Former coach Jim Leavitt once anointed Sam Barrington as the best true freshman linebacker in USF history.
Just imagine what he can do as a sophomore.
“I think he has a chance to be a really good linebacker,” said defensive coordinator Mark Snyder, who’s in his first season at USF. “He’s long. He can run. He’s got good ball skills. He’s smart.
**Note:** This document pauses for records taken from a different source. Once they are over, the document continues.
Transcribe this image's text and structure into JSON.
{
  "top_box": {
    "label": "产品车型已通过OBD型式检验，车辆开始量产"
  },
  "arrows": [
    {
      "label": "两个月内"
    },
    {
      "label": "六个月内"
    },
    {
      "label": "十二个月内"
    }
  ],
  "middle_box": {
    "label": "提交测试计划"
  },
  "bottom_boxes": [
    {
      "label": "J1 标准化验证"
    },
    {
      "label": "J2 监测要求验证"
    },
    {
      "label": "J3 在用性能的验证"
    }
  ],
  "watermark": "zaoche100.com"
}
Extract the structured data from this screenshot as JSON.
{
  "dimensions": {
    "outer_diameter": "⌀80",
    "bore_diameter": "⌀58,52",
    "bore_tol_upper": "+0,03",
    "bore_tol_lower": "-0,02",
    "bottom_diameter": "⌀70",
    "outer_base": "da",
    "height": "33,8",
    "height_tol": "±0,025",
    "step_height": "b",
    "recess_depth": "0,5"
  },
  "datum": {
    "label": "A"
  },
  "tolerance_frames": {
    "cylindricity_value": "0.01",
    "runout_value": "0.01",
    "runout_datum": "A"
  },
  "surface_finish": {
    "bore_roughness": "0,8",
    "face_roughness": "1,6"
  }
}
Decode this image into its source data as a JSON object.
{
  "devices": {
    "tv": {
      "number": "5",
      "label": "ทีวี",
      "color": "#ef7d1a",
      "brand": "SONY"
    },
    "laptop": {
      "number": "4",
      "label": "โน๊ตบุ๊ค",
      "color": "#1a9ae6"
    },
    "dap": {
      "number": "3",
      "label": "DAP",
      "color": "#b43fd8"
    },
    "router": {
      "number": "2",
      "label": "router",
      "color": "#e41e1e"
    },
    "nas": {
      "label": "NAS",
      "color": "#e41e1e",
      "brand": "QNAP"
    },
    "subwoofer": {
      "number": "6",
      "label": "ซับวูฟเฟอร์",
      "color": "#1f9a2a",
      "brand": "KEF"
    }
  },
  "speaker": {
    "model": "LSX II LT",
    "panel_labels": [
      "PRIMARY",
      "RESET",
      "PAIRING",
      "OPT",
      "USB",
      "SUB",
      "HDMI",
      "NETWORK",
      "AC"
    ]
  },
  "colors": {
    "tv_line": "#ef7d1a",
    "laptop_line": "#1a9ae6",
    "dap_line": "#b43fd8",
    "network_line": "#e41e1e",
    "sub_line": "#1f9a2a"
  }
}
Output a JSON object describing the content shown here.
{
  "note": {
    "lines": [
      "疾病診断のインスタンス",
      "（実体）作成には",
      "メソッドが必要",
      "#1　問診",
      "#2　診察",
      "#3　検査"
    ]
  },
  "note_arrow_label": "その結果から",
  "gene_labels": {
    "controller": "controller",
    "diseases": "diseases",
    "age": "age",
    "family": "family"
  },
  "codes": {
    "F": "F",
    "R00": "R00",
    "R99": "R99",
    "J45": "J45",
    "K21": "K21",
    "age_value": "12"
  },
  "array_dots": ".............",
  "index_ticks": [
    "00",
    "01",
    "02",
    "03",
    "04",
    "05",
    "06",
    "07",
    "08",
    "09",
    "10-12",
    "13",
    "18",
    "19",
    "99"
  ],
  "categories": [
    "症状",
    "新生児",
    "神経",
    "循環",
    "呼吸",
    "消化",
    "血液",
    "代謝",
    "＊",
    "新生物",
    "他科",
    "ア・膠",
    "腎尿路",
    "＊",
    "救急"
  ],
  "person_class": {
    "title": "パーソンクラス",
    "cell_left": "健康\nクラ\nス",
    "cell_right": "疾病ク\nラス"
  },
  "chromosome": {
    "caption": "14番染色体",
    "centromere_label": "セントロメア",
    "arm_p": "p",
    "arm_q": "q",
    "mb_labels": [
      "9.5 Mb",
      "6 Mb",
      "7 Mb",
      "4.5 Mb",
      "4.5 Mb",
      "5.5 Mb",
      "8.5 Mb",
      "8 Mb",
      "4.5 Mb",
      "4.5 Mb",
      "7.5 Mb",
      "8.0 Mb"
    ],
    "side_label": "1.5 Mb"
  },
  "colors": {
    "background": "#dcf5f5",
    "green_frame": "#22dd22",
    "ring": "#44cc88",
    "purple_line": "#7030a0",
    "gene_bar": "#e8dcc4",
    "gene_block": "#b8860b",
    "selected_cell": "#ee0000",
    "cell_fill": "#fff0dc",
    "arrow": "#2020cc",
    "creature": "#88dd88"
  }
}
He’s what you’re looking for in a MIKE.”
Barrington seems to be the next talent in line at middle linebacker for USF, following the likes of Kion Wilson, Tyrone McKenzie and Ben Moffitt – all of whom had big careers.
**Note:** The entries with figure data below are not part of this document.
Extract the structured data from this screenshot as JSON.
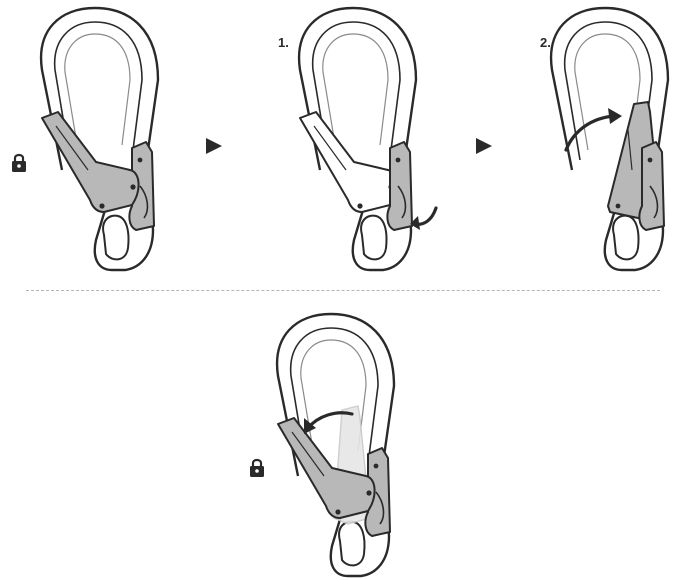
{
  "steps": [
    {
      "id": "initial",
      "state": "locked",
      "label": ""
    },
    {
      "id": "step-1",
      "state": "unlocking",
      "label": "1."
    },
    {
      "id": "step-2",
      "state": "gate-open",
      "label": "2."
    },
    {
      "id": "result",
      "state": "locked",
      "label": ""
    }
  ],
  "icons": {
    "lock": "lock-icon",
    "arrow": "triangle-right-icon",
    "rotate": "curved-arrow-icon"
  },
  "colors": {
    "outline": "#2a2a2a",
    "body": "#ffffff",
    "gate": "#b8b8b8",
    "ghost": "#e6e6e6",
    "divider": "#b5b5b5"
  }
}
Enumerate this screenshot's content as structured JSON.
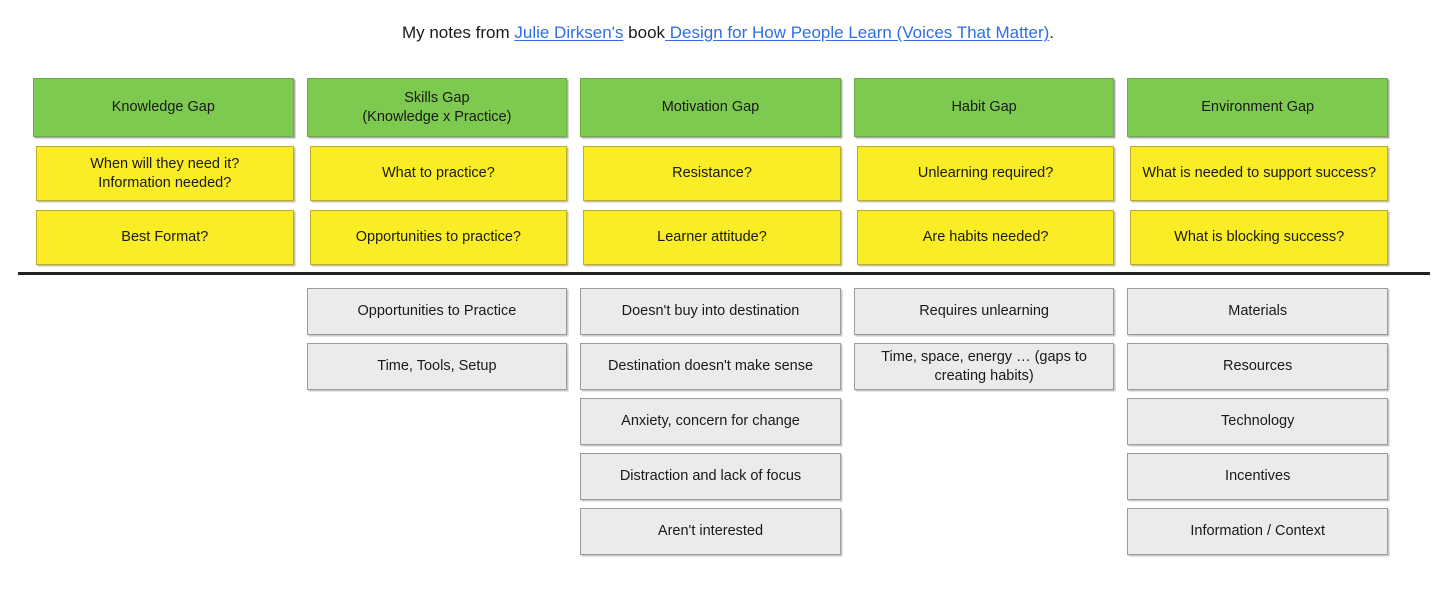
{
  "caption": {
    "prefix": "My notes from ",
    "author_link": "Julie Dirksen's",
    "middle": " book",
    "book_link": " Design for How People Learn (Voices That Matter)",
    "suffix": ".",
    "link_color": "#2f6fe0"
  },
  "colors": {
    "green_fill": "#7ec94f",
    "green_border": "#6aad43",
    "yellow_fill": "#faed26",
    "yellow_border": "#b9ae2b",
    "gray_fill": "#ebebeb",
    "gray_border": "#9b9b9b",
    "divider": "#222222"
  },
  "columns": [
    {
      "header": "Knowledge Gap",
      "questions": [
        "When will they need it?\nInformation needed?",
        "Best Format?"
      ],
      "items": []
    },
    {
      "header": "Skills Gap\n(Knowledge x Practice)",
      "questions": [
        "What to practice?",
        "Opportunities to practice?"
      ],
      "items": [
        "Opportunities to Practice",
        "Time, Tools, Setup"
      ]
    },
    {
      "header": "Motivation Gap",
      "questions": [
        "Resistance?",
        "Learner attitude?"
      ],
      "items": [
        "Doesn't buy into destination",
        "Destination doesn't make sense",
        "Anxiety, concern for change",
        "Distraction and lack of focus",
        "Aren't interested"
      ]
    },
    {
      "header": "Habit Gap",
      "questions": [
        "Unlearning required?",
        "Are habits needed?"
      ],
      "items": [
        "Requires unlearning",
        "Time, space, energy … (gaps to creating habits)"
      ]
    },
    {
      "header": "Environment Gap",
      "questions": [
        "What is needed to support success?",
        "What is blocking success?"
      ],
      "items": [
        "Materials",
        "Resources",
        "Technology",
        "Incentives",
        "Information / Context"
      ]
    }
  ]
}
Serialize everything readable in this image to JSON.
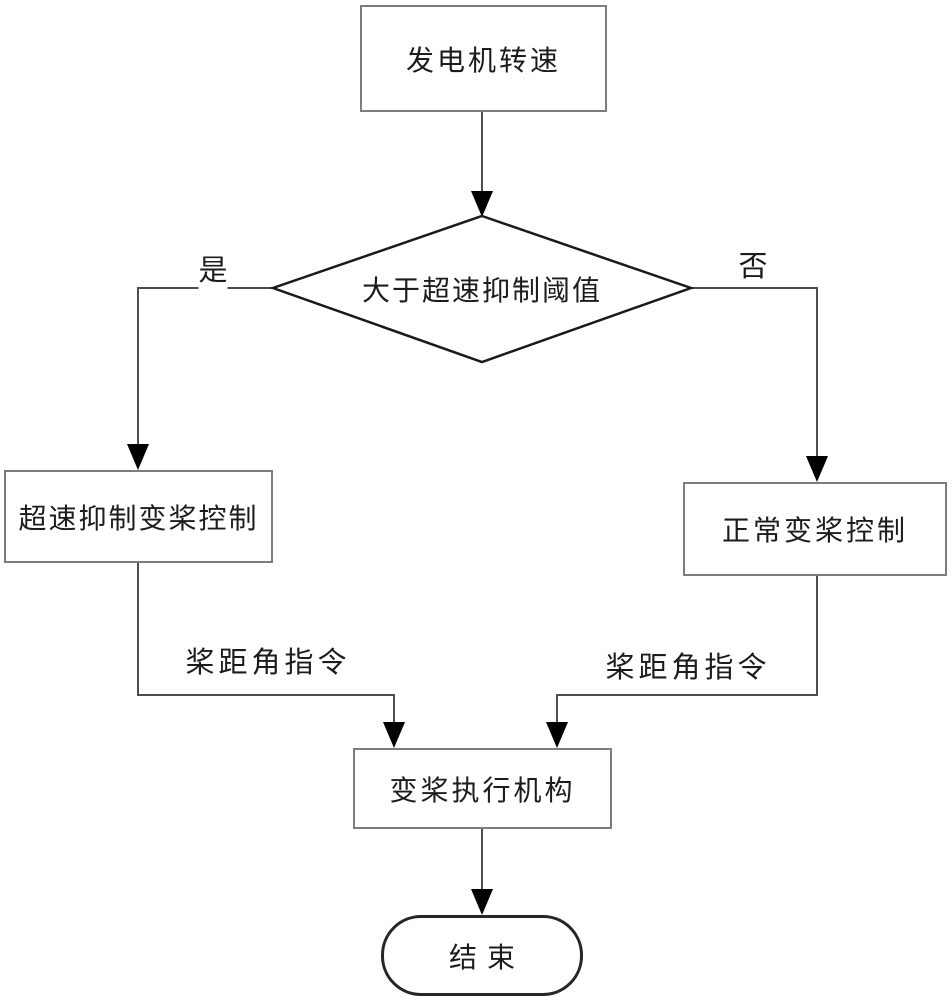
{
  "diagram": {
    "nodes": {
      "start": {
        "label": "发电机转速"
      },
      "decision": {
        "label": "大于超速抑制阈值"
      },
      "overspeed": {
        "label": "超速抑制变桨控制"
      },
      "normal": {
        "label": "正常变桨控制"
      },
      "actuator": {
        "label": "变桨执行机构"
      },
      "end": {
        "label": "结束"
      }
    },
    "edge_labels": {
      "yes": "是",
      "no": "否",
      "pitch_command_left": "桨距角指令",
      "pitch_command_right": "桨距角指令"
    },
    "colors": {
      "background": "#ffffff",
      "connector": "#4d4d4d",
      "arrowhead": "#000000",
      "box_border": "#7d7d7d",
      "diamond_border": "#1a1a1a",
      "text": "#1c1c1c"
    }
  }
}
Barrington, however, has one goal in mind, and that doesn’t include an agenda to fulfill anyone’s expectations.
“To be honest … my personal goals are the team goals,” he said. “As a player, I always strive to get better, but I have no personal goals aside from the team goals.”
Barrington’s talent kicked in last season, when he had one of the best seasons a freshman linebacker has ever had at USF. He played in every game, finished with 41 tackles as a backup and was named to the All-Big East Freshman Team by ESPN.com.
“I never met a freshman who’s been able to adjust to the Division I environment as fast as he did – just (the way he) runs and works hard,” said senior linebacker Jacquian Williams. “He did stuff sophomores and juniors do.”
But Barrington, who suffered a minor shoulder injury recently, is adjusting all over again with the rest of his teammates.
“I think he’s challenged right now,” said coach Skip Holtz. “He’s learning a new defense and wasn’t able to practice for the first four or five days. He’s in it. He’s really into it. He’s got a great attitude and is working really hard right now … He’s obviously a bit rusty, but he’ll knock that off.”
Still, Barrington is listed as the No. 1 middle linebacker on the depth chart. He said following in the footsteps of great middle linebackers can serve as motivation. Though only a sophomore, he said in his position, he may have no choice but to be a great player.
“If things fall down, sometimes people look directly at you,” he said of the middle linebacker position. “If you have a run blast up the middle for 45 yards, people are going to look at you. You have to set that leadership role. If you don’t, you’re going to get that run 40 yards up the middle.”
To help fill the role, Barrington said his goal was to gain a few pounds during the offseason.
Last year, he played at about 219 (pounds), and at some points, he said he felt “skinny.”
Barrington currently weighs 226 and “feels good.”
“You don’t want to get thrown around,” he said. “I’m not saying I got thrown around last year, but you always want to carry that weight and carry it well.”
Barrington said the rest of his game will come naturally.
“Any good player in any program … they all carry the same characteristics,” he said. “That’s effort, the things that don’t even take talent – just hard work. When I come out onto the field, that’s what I’m going to push toward. I’ll carry on if my talent kicks in.”